Ein erstes Erfolgserlebnis kann die Servicestelle Gesundheit wohl schon bald verbuchen: Eine Psychotherapeutin will sich in Straßenhaus niederlassen. „Aktuell ist es bei der Kassenärztlichen Vereinigung noch in der Prüfung. Sie hatte ursprünglich geplant, nach Rengsdorf zu gehen, hat aber geeignete Räume in Straßenhaus gefunden. Deshalb muss eine Sitzverlegung beantragt werden. Zusammen mit VG-Bürgermeister Breithausen haben wir ein Empfehlungsschreiben geschrieben. Ich bin positiv gestimmt, dass die Kassenärztliche Vereinigung das nicht ablehnt“, so Botte.

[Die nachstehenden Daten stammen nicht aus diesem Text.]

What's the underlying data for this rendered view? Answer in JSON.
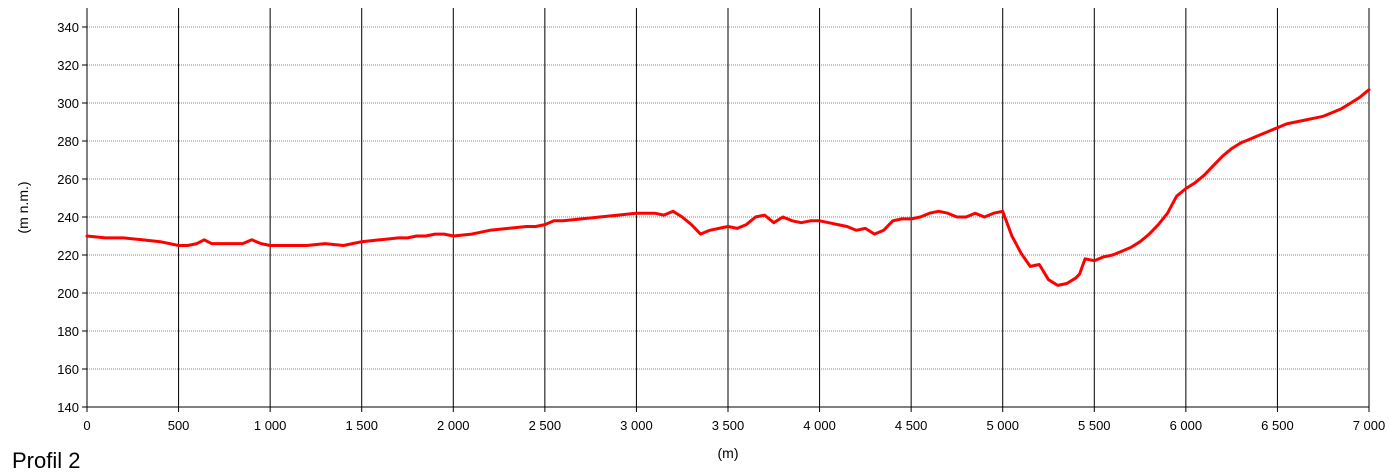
{
  "chart_data": {
    "type": "line",
    "title": "",
    "caption": "Profil 2",
    "xlabel": "(m)",
    "ylabel": "(m n.m.)",
    "xlim": [
      0,
      7000
    ],
    "ylim": [
      140,
      350
    ],
    "x_ticks": [
      0,
      500,
      1000,
      1500,
      2000,
      2500,
      3000,
      3500,
      4000,
      4500,
      5000,
      5500,
      6000,
      6500,
      7000
    ],
    "x_tick_labels": [
      "0",
      "500",
      "1 000",
      "1 500",
      "2 000",
      "2 500",
      "3 000",
      "3 500",
      "4 000",
      "4 500",
      "5 000",
      "5 500",
      "6 000",
      "6 500",
      "7 000"
    ],
    "y_ticks": [
      140,
      160,
      180,
      200,
      220,
      240,
      260,
      280,
      300,
      320,
      340
    ],
    "y_tick_labels": [
      "140",
      "160",
      "180",
      "200",
      "220",
      "240",
      "260",
      "280",
      "300",
      "320",
      "340"
    ],
    "grid": {
      "vertical": "solid",
      "horizontal": "dotted"
    },
    "colors": {
      "line": "#ff0000",
      "vertical_grid": "#000000",
      "horizontal_grid": "#888888",
      "axis": "#000000"
    },
    "series": [
      {
        "x": [
          0,
          100,
          200,
          300,
          400,
          500,
          550,
          600,
          640,
          680,
          750,
          850,
          900,
          950,
          1000,
          1100,
          1200,
          1300,
          1400,
          1500,
          1600,
          1700,
          1750,
          1800,
          1850,
          1900,
          1950,
          2000,
          2100,
          2150,
          2200,
          2300,
          2400,
          2450,
          2500,
          2550,
          2600,
          2700,
          2800,
          2900,
          3000,
          3100,
          3150,
          3200,
          3250,
          3300,
          3350,
          3400,
          3450,
          3500,
          3550,
          3600,
          3650,
          3700,
          3750,
          3800,
          3850,
          3900,
          3950,
          4000,
          4050,
          4100,
          4150,
          4200,
          4250,
          4300,
          4350,
          4400,
          4450,
          4500,
          4550,
          4600,
          4650,
          4700,
          4750,
          4800,
          4850,
          4900,
          4950,
          5000,
          5050,
          5100,
          5150,
          5200,
          5250,
          5300,
          5350,
          5400,
          5420,
          5450,
          5500,
          5550,
          5600,
          5650,
          5700,
          5750,
          5800,
          5850,
          5900,
          5950,
          6000,
          6050,
          6100,
          6150,
          6200,
          6250,
          6300,
          6350,
          6400,
          6450,
          6500,
          6550,
          6600,
          6650,
          6700,
          6750,
          6800,
          6850,
          6900,
          6950,
          7000
        ],
        "y": [
          230,
          229,
          229,
          228,
          227,
          225,
          225,
          226,
          228,
          226,
          226,
          226,
          228,
          226,
          225,
          225,
          225,
          226,
          225,
          227,
          228,
          229,
          229,
          230,
          230,
          231,
          231,
          230,
          231,
          232,
          233,
          234,
          235,
          235,
          236,
          238,
          238,
          239,
          240,
          241,
          242,
          242,
          241,
          243,
          240,
          236,
          231,
          233,
          234,
          235,
          234,
          236,
          240,
          241,
          237,
          240,
          238,
          237,
          238,
          238,
          237,
          236,
          235,
          233,
          234,
          231,
          233,
          238,
          239,
          239,
          240,
          242,
          243,
          242,
          240,
          240,
          242,
          240,
          242,
          243,
          230,
          221,
          214,
          215,
          207,
          204,
          205,
          208,
          210,
          218,
          217,
          219,
          220,
          222,
          224,
          227,
          231,
          236,
          242,
          251,
          255,
          258,
          262,
          267,
          272,
          276,
          279,
          281,
          283,
          285,
          287,
          289,
          290,
          291,
          292,
          293,
          295,
          297,
          300,
          303,
          307
        ]
      }
    ]
  }
}
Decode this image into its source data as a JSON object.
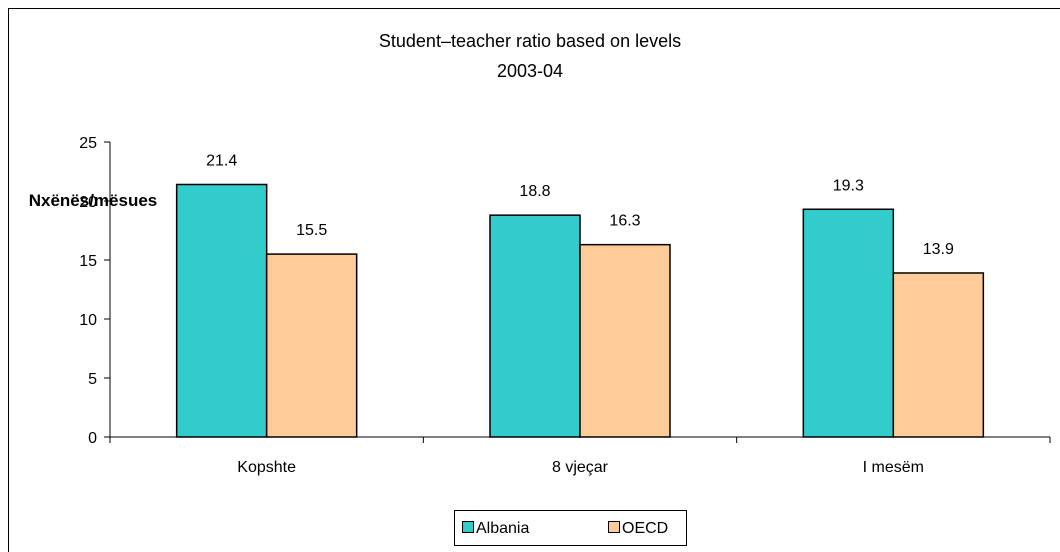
{
  "chart_data": {
    "type": "bar",
    "title": "Student–teacher ratio based on levels",
    "subtitle": "2003-04",
    "ylabel": "Nxënës/mësues",
    "xlabel": "",
    "categories": [
      "Kopshte",
      "8 vjeçar",
      "I mesëm"
    ],
    "series": [
      {
        "name": "Albania",
        "values": [
          21.4,
          18.8,
          19.3
        ],
        "labels": [
          "21.4",
          "18.8",
          "19.3"
        ],
        "color": "#33CCCC"
      },
      {
        "name": "OECD",
        "values": [
          15.5,
          16.3,
          13.9
        ],
        "labels": [
          "15.5",
          "16.3",
          "13.9"
        ],
        "color": "#FFCC99"
      }
    ],
    "ylim": [
      0,
      25
    ],
    "yticks": [
      0,
      5,
      10,
      15,
      20,
      25
    ],
    "ytick_labels": [
      "0",
      "5",
      "10",
      "15",
      "20",
      "25"
    ],
    "grid": false,
    "legend_position": "bottom"
  }
}
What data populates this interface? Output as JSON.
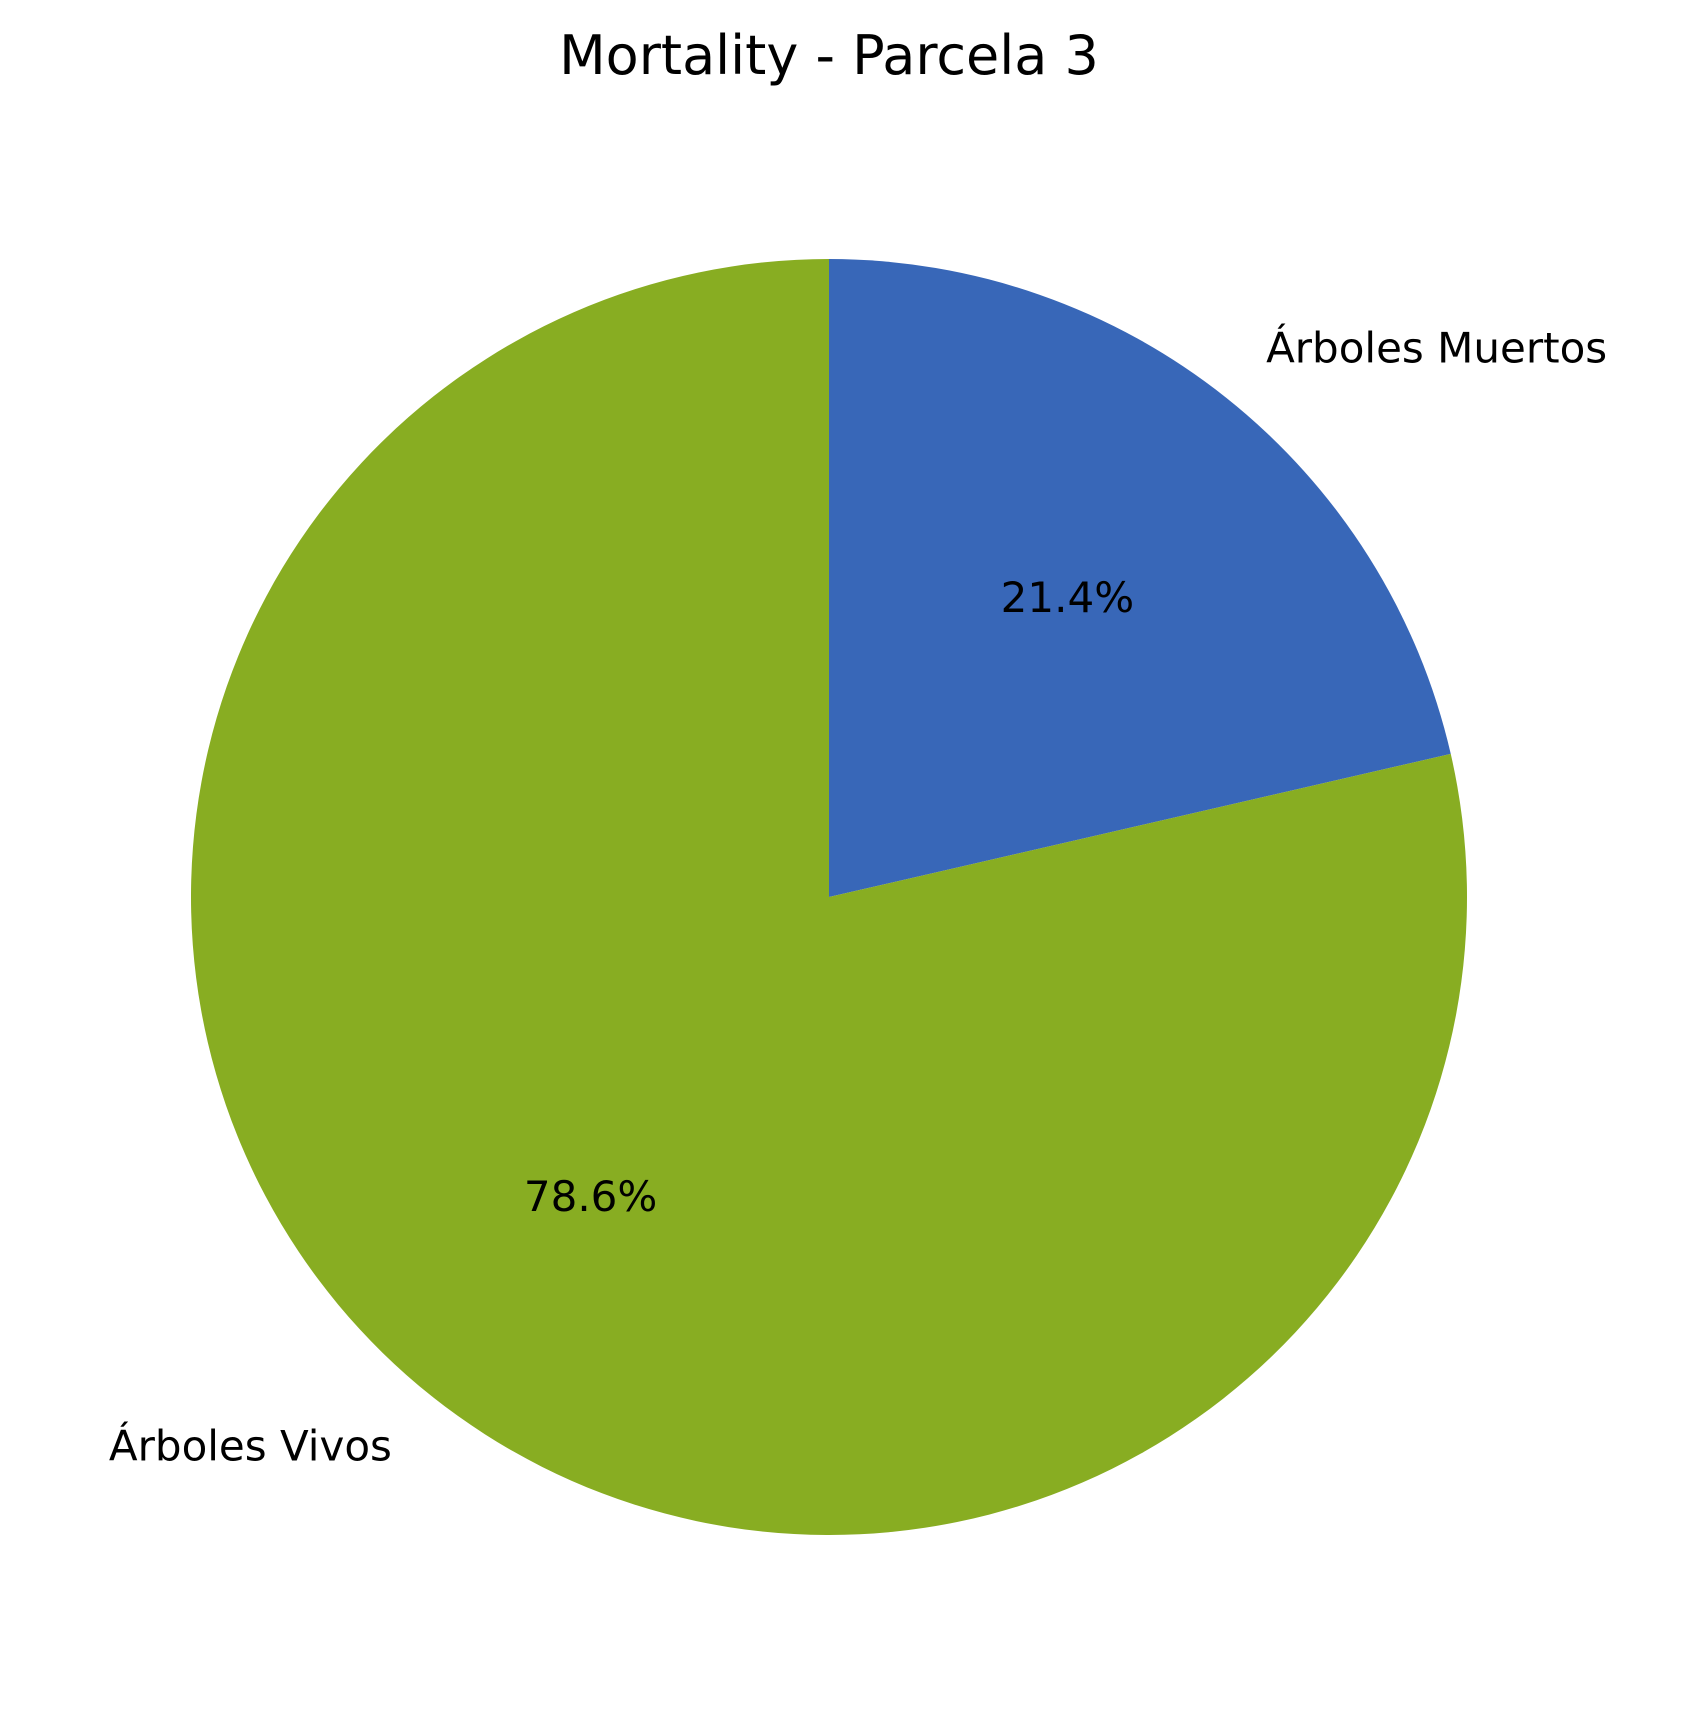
{
  "chart_data": {
    "type": "pie",
    "title": "Mortality - Parcela 3",
    "start_angle_deg": 90,
    "direction": "clockwise",
    "slices": [
      {
        "label": "Árboles Muertos",
        "value": 21.4,
        "pct_label": "21.4%",
        "color": "#3867b8"
      },
      {
        "label": "Árboles Vivos",
        "value": 78.6,
        "pct_label": "78.6%",
        "color": "#88ad22"
      }
    ]
  }
}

Weiterbildungsverbund auf die Beine stellen
Nach zwei Jahren wollen Botte und Baum als Zwischenergebnis einen funktionierenden Weiterbildungsverbund, also einen regionalen Zusammenschluss von Praxen, Kliniken und anderen Einrichtungen des Gesundheitswesens, die gemeinsam Weiterbildungsmöglichkeiten anbieten, auf die Beine stellen. Außerdem soll der Ausbau von Praktikumsplätzen für Medizinstudenten vorangetrieben werden. Die Gesundheitsstelle soll sich aber auch als eine zuverlässige Ansprechpartnerin bei den Patienten etablieren. Die drei VG-Verwaltungen erwarten nach Ablauf der zwei Jahre konkrete Handlungsempfehlungen für das regionale Gesundheitswesen, die dann nach und nach umgesetzt werden sollen.